É forçoso que a verdade se contente em ser a coisa pobrezinha que é, e deixar desocupadas as graças que não lhe são próprias, para que se enfeitem com elas os outros modos e classes de coisas. A despeito do aspecto megalómano que primeiramente oferece a verdade, ao pretender abranger todas as coisas e engoli-las, trata-se, em rigor, de uma coisa nem mais nem menos modesta do que as outras.
Mesmo assim, não falta quem proclame o imperativo de ser dita toda a verdade aos portugueses. Dizem que é preciso dizer essa verdade toda, mas não a dizem e, quando a esboçam, não dizem mais do que aquilo que todos sabem. Enunciam a necessidade da verdade, mas não a verdade. Ainda bem, porque seria de um absolutismo doentio que alguém dissesse toda a verdade, não deixando nenhuma das suas parcelas para os outros. Com efeito, a verdade é uma coisa a partilhar, a dividir com os outros, a deixar, nessa generosa divisão, de ser o que é para que seja alguma coisa.
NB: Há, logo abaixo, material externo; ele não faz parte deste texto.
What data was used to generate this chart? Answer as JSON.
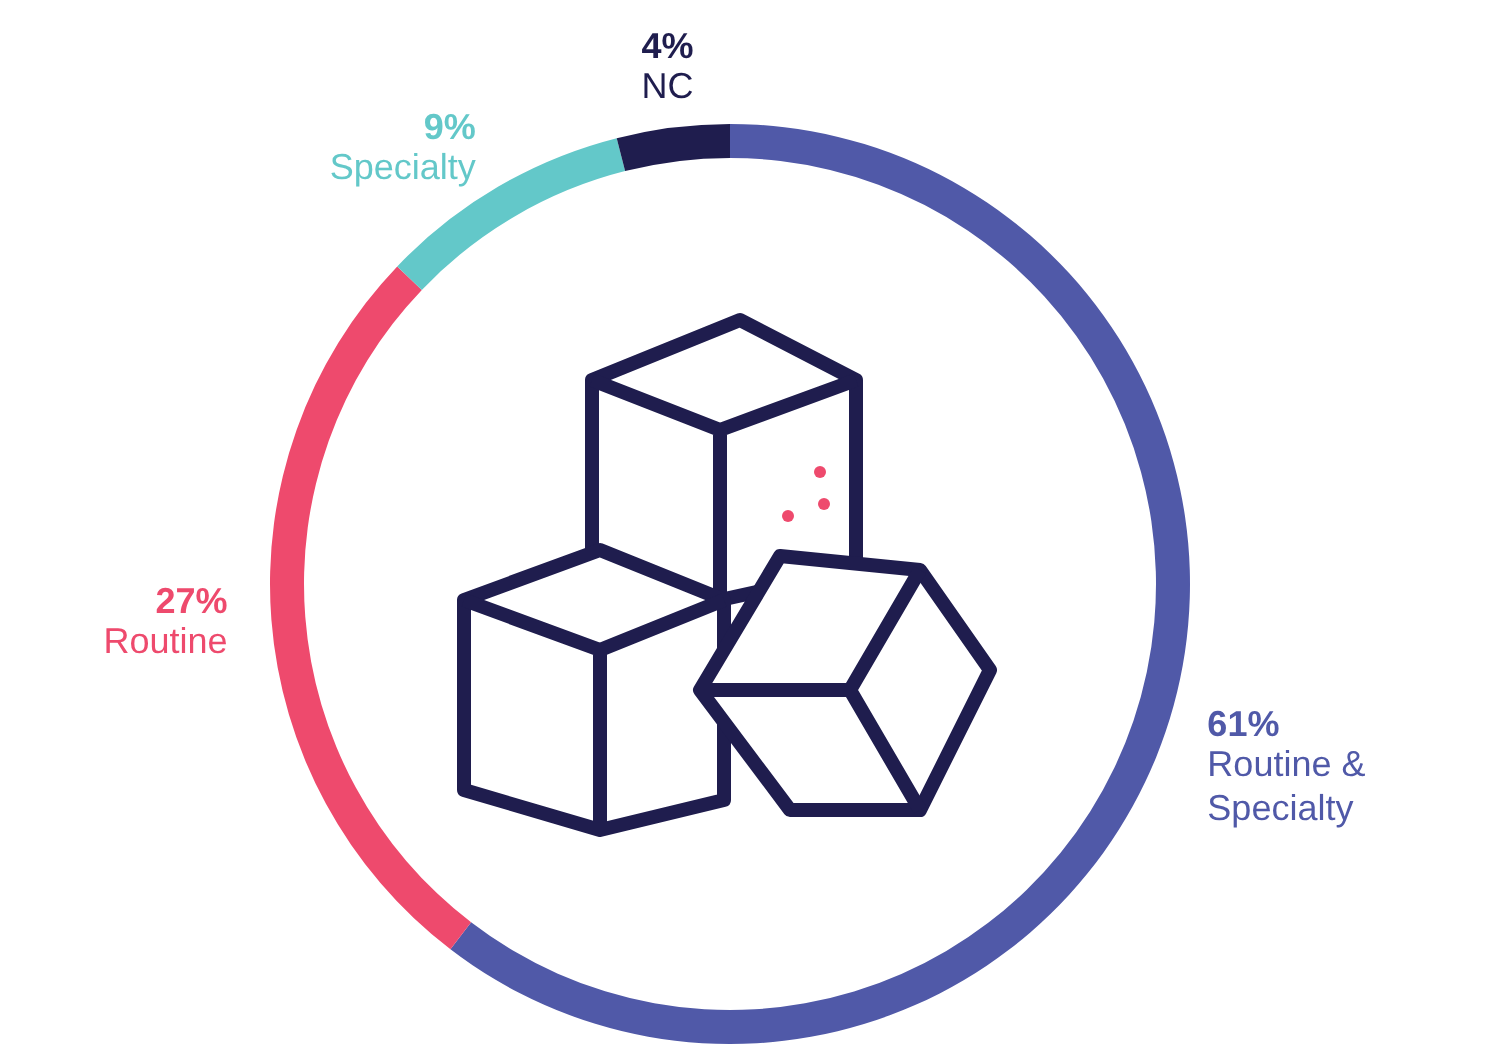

A levar a sério o apelo angustiado de comentadores, políticos, etc., para que se diga aos portugueses toda a verdade, talvez esse ímpeto prepotente se refira à verdade do futuro, isto é, à verdade profética, misteriosa, sagrada, venerável, indizível. Não pode, portanto, ser dita para não cair na vulgaridade, naquela coisa pacóvia que todos estão cansados de saber. É que a verdade do presente já não cai nessas malhas, porque já foi dividida, já todos têm a sua, e poucos são os que duvidam dela.
Essa verdade do futuro, profética, esse saber misterioso e místico é intransferível e, por essência, silencioso. Comunica-se, na melhor dos cenários, por um piscar de olhos, um jeito do corpo, um arranjo de cabelo, um movimento de lábios, um movimento distraído de mãos. É, mais do que uma promessa, um convite.
Então, para que estamos nós, povo português, a ser convidados? Nâo sei, não sou profeta, nem filho de profeta. Mas sempre posso dizer que quem aceitar o convite poderá um dia queixar-se de ter sido abusado, manipulado: aceitou correr atrás do perfume, cansou-se, suou até, mas a rosa manteve-se sempre a uma distância prudente.
O erro está em ver as coisas pelo extremo da sua solução e não pelo extremo inicial, que é o problema. Deste modo, algo que não é, nem tem mérito para ser, um dia poderá chegar a ser. Esta é a verdade toda: a verdade é uma coisa a ser. Que verdade queremos nós, afinal?